Add the quote attribution. You may use links in this field. e.g. "Jonathan Strage, Wired".


A team of surgeons, anesthesiologists, nurses, and hospital executives headed to JetBlue seek out inspiration around analogous themes of teamwork, coordination under pressure, and customized pathways for patients.

One of the most impactful prototypes was Care Modes, a tool to empower the NWH care teams to tailor their approach and interaction with patients based on the patients’ unique needs, beyond simply their clinical requirements. Four distinct approaches were identified for engaging a patient before surgery—Explain, Partner, Embrace, and Encourage. The Care Mode is determined based on the provider's understanding of a patient's degree of self-advocacy and their confidence that surgery is the best solution to their issue.

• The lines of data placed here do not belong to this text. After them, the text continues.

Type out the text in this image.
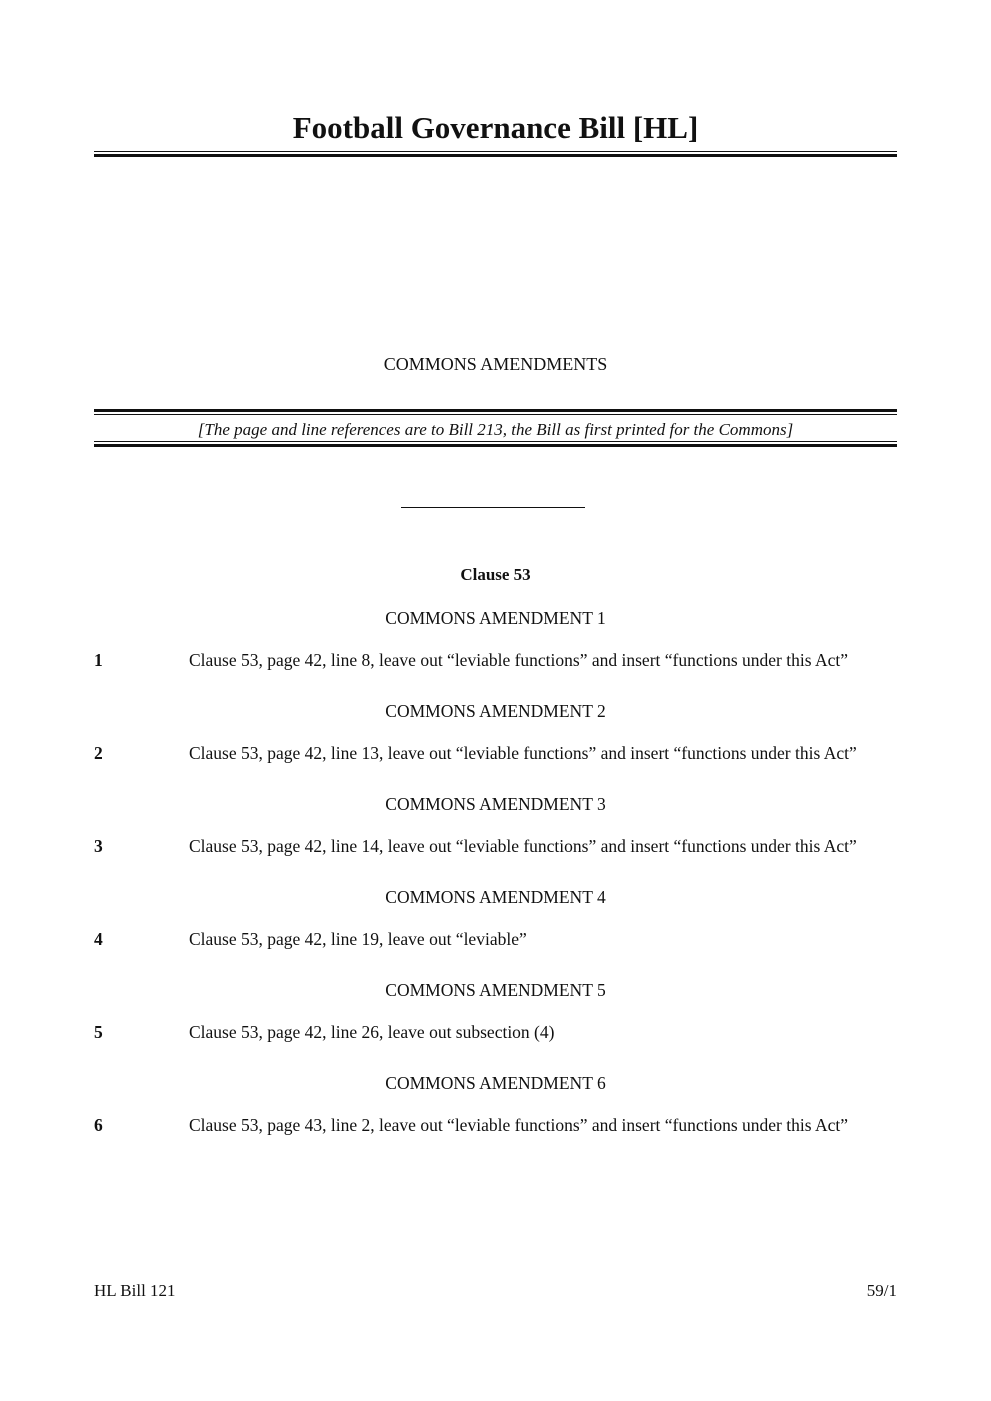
Football Governance Bill [HL]
COMMONS AMENDMENTS
[The page and line references are to Bill 213, the Bill as first printed for the Commons]
Clause 53
COMMONS AMENDMENT 1
1	Clause 53, page 42, line 8, leave out “leviable functions” and insert “functions under this Act”
COMMONS AMENDMENT 2
2	Clause 53, page 42, line 13, leave out “leviable functions” and insert “functions under this Act”
COMMONS AMENDMENT 3
3	Clause 53, page 42, line 14, leave out “leviable functions” and insert “functions under this Act”
COMMONS AMENDMENT 4
4	Clause 53, page 42, line 19, leave out “leviable”
COMMONS AMENDMENT 5
5	Clause 53, page 42, line 26, leave out subsection (4)
COMMONS AMENDMENT 6
6	Clause 53, page 43, line 2, leave out “leviable functions” and insert “functions under this Act”
HL Bill 121	59/1
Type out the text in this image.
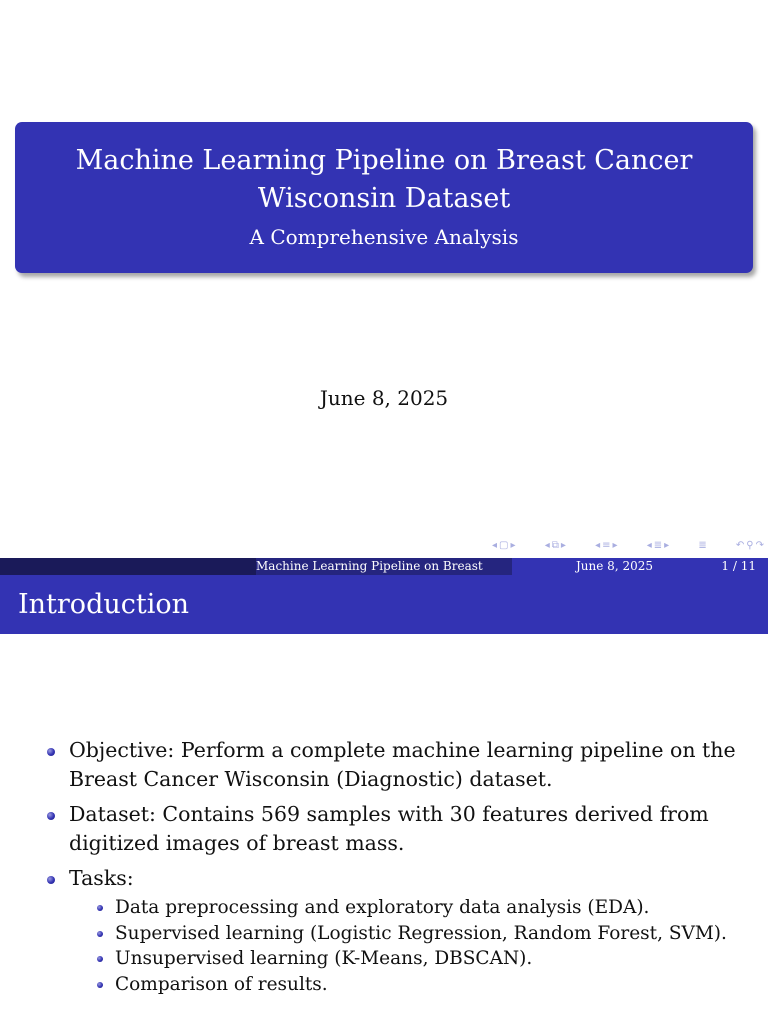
Machine Learning Pipeline on Breast Cancer
Wisconsin Dataset
A Comprehensive Analysis
June 8, 2025
◂ ▢ ▸	◂ ⧉ ▸	◂ ≡ ▸	◂ ≣ ▸	≣	↶ ⚲ ↷
Machine Learning Pipeline on Breast	June 8, 2025	1 / 11
Introduction
Objective: Perform a complete machine learning pipeline on the Breast Cancer Wisconsin (Diagnostic) dataset.
Dataset: Contains 569 samples with 30 features derived from digitized images of breast mass.
Tasks:
Data preprocessing and exploratory data analysis (EDA).
Supervised learning (Logistic Regression, Random Forest, SVM).
Unsupervised learning (K-Means, DBSCAN).
Comparison of results.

The team produced several live prototypes in the hospital, gathering feedback and learnings directly from patients and staff. The first prototype launched was a series of experience kits selected by patients at check-in. Each kit represented a different mindset for patients—productive, serene, or enlightened—and a visual cue to signal different scripting and pathways from care providers.

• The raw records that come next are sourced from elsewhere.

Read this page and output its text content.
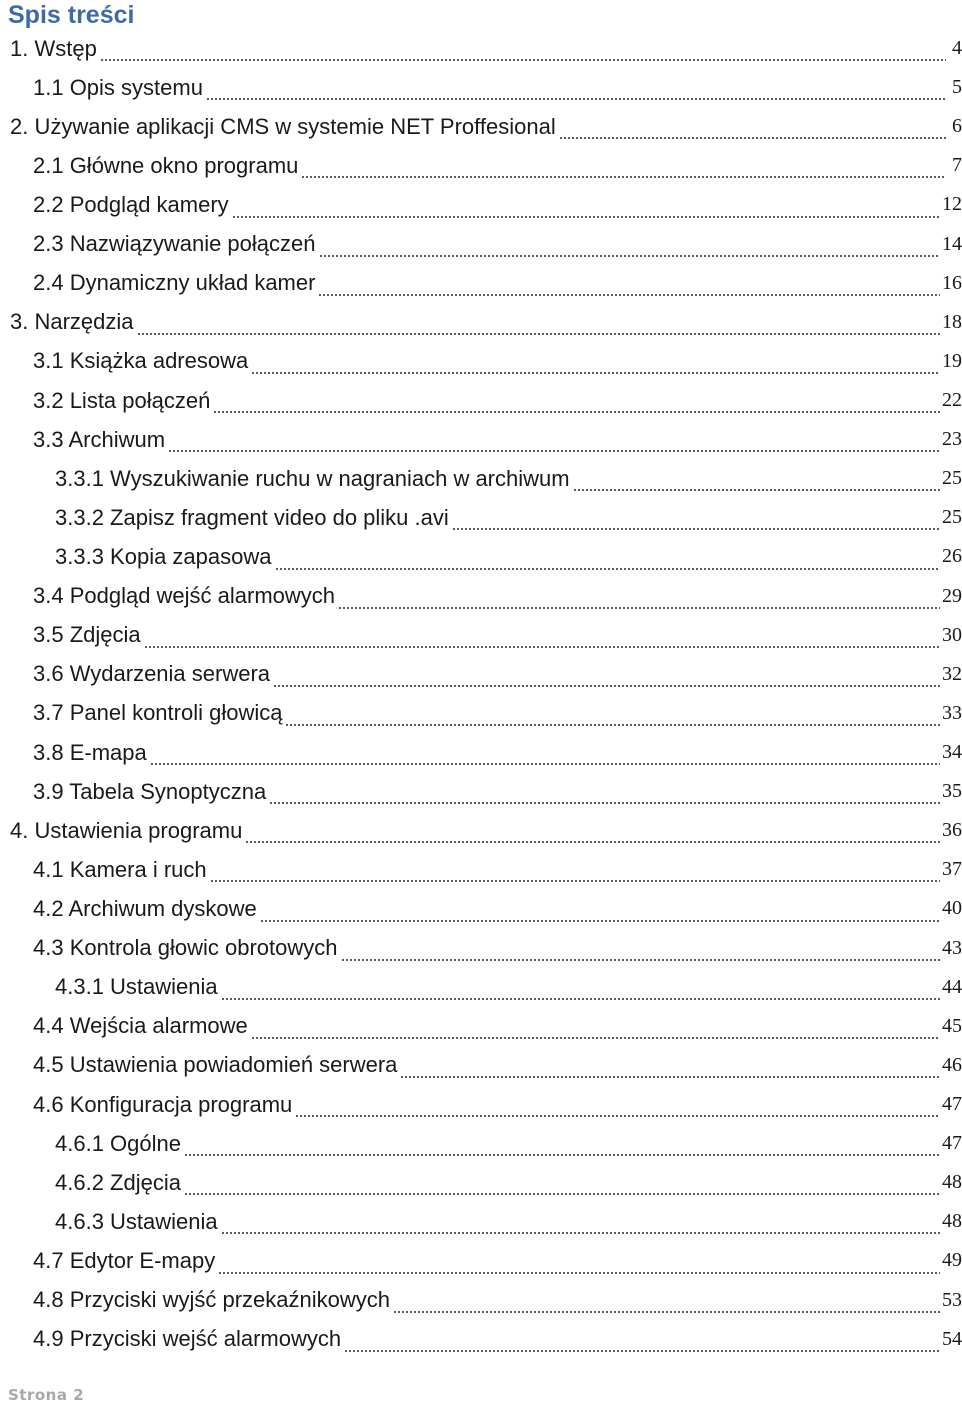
Spis treści
1. Wstęp	4
1.1 Opis systemu	5
2. Używanie aplikacji CMS w systemie NET Proffesional	6
2.1 Główne okno programu	7
2.2 Podgląd kamery	12
2.3 Nazwiązywanie połączeń	14
2.4 Dynamiczny układ kamer	16
3. Narzędzia	18
3.1 Książka adresowa	19
3.2 Lista połączeń	22
3.3 Archiwum	23
3.3.1 Wyszukiwanie ruchu w nagraniach w archiwum	25
3.3.2 Zapisz fragment video do pliku .avi	25
3.3.3 Kopia zapasowa	26
3.4 Podgląd wejść alarmowych	29
3.5 Zdjęcia	30
3.6 Wydarzenia serwera	32
3.7 Panel kontroli głowicą	33
3.8 E-mapa	34
3.9 Tabela Synoptyczna	35
4. Ustawienia programu	36
4.1 Kamera i ruch	37
4.2 Archiwum dyskowe	40
4.3 Kontrola głowic obrotowych	43
4.3.1 Ustawienia	44
4.4 Wejścia alarmowe	45
4.5 Ustawienia powiadomień serwera	46
4.6 Konfiguracja programu	47
4.6.1 Ogólne	47
4.6.2 Zdjęcia	48
4.6.3 Ustawienia	48
4.7 Edytor E-mapy	49
4.8 Przyciski wyjść przekaźnikowych	53
4.9 Przyciski wejść alarmowych	54
Strona 2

Historically, care providers have been trained to deliver consistent care above all else. However, Care Modes powerfully acknowledge that patients respond differently to different types of care. The Care Modes empower the team—from surgeon to nurse to anesthesiologist—with a clear framework for how to interact with and provide care for patients so they feel most comfortable. Based on the prototype's success with patients and impact on the staff culture, NWH has incorporated Care Modes into EPIC, the hospital's electronic medical record.

What stands out to me is the empowerment that design thinking can provide to people across the organization. Certainly, it's true that new opportunities emerge from embracing the approach, but what's thrilling is seeing employees motivated to make change themselves.

Dr. Michael R. Jaff

The importance of being patient-centered has been central to the healthcare conversation over the past thirty years; but new explorations reveal that there’s far more potential for innovation and improvement when the provider experience is considered in tandem with the patient’s. Each enables the other, and design for both together yields stronger solutions and better outcomes. IDEO's work with NWH demonstrates this vital shift in user-centered healthcare—one can't design services and experiences for patients without designing for their providers’ culture as well. When these go hand-in-hand, meaningful institutional change in healthcare is more than possible.